Talíria Petrone é deputada federal Psol-RJDivulgação

O Dia Nacional da Consciência deste ano foi muito diferente dos últimos quatro anos. Finalmente, tem sido possível respirar. Mais de 60 milhões de pessoas elegeram o presidente Lula. Uma vitória de diversos setores que não suportam mais viver estigmatizados, violentados, sufocados pelo atual governo. Também do movimento negro e de cada pessoa pobre e negra brasileira. É preciso celebrar a possibilidade de reconstruir o país porque têm sido tempos muito duros.
Foi no corpo negro que a covid chegou com mais força. É no corpo negro que a fome se evidencia - dos 33 milhões de famintos, 70% são negros. O braço armado do Estado encontra quase sempre o corpo que tem fome: 87% dos mortos pela polícia no Rio são negros. O anúncio de um novo tempo é uma urgência - para população negra é sobre viver ou morrer.
E esse tempo foi gestado antes mesmo da vitória presidencial. Apesar de um cenário difícil no Legislativo, bancadas negras e antirracistas terão força no próximo período. Fui reeleita com quase 200 mil votos, a terceira mais votada do estado, ao lado de outras irmãs negras que ocuparão a Câmara Federal e as assembleias Brasil afora. O impacto disso para os negros brasileiros é a possibilidade de ir além. Afinal, precisamos bem mais que celebrar nossas vitórias eleitorais e o Dia da Consciência Negra: temos a responsabilidade de construir efetivamente outra forma de existência negra no Brasil. De concluir abolição da escravidão, que perdurou por quase quatro séculos.
O racismo é base da formação da nossa sociedade e nunca teve tanto espaço na estrutura do Estado como nesses quatro anos. Os ataques vieram inclusive das instituições que deveriam se dedicar ao combate ao racismo e à preservação da memória e da cultura da população da diáspora africana, como a Fundação Cultural Palmares. Anos sem trégua por parte do Palácio do Planalto nos fazem ter pressa.
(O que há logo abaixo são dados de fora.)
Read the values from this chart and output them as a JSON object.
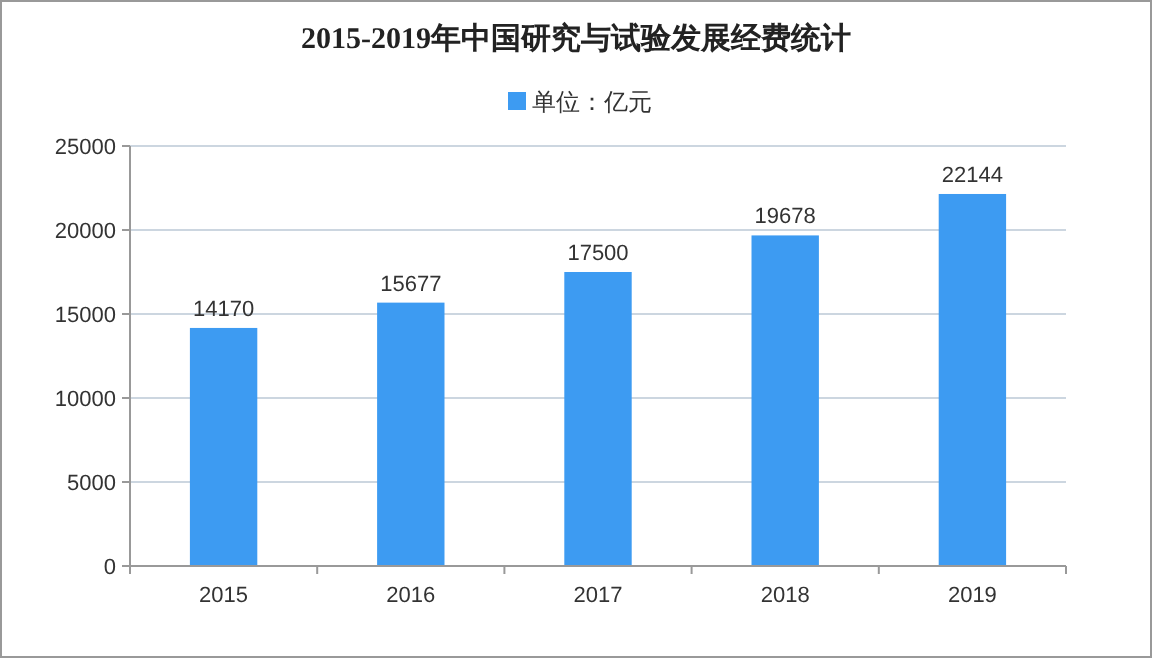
{
  "chart_data": {
    "type": "bar",
    "title": "2015-2019年中国研究与试验发展经费统计",
    "categories": [
      "2015",
      "2016",
      "2017",
      "2018",
      "2019"
    ],
    "series": [
      {
        "name": "单位：亿元",
        "color": "#3d9bf2",
        "values": [
          14170,
          15677,
          17500,
          19678,
          22144
        ]
      }
    ],
    "ylim": [
      0,
      25000
    ],
    "yticks": [
      0,
      5000,
      10000,
      15000,
      20000,
      25000
    ],
    "grid": "y",
    "legend": "top",
    "data_labels": true
  }
}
Derrotar o bolsonarismo é um passo para enfrentarmos o racismo, mas não é suficiente. Acompanhamos atentas a composição do governo de transição: a perspectiva atirracista do novo governo deve ultrapassar as fronteiras do excelente grupo técnico de igualdade racial. As demandas da população negra estão no orçamento público, na política econômica, na Saúde, na Educação, no planejamento das cidades, em todos os espaços e pautas. Se o racismo estrutura o Brasil, cada área precisa ser vista pela lente antirracista.
O anúncio de um novo tempo precisa ser traduzido em efetiva construção de outra realidade para a população negra. Não faremos isso sem investimentos públicos que exigem derrubar o teto de gastos - o povo negro e pobre demanda renda, emprego e serviços públicos de qualidade; sem uma reforma tributária que taxe os 1% mais ricos - a elite branca e bilionária brasileira; sem Educação antirracista e políticas de reparação; sem retomar a Fundação Palmares.
Sem uma discussão franca sobre a necessidade de outra política de drogas e segurança, que parta da noção de que uso problemático de drogas é questão de saúde pública, não de polícia. Há muito a se fazer concretamente.
Por cada corpo negro que tombou - Marielles, Luizas, Mahins, por cada criança negra assassinada: Agatha, Marcus Vinicius, João Pedro; por maternidades interrompidas como a de Kethlen, mulher negra e grávida, assassinada pelo Estado; pelas mães negras na fila dos ossos: façamos nascer um Brasil novo. Que seja antitrracista, ou novo não será.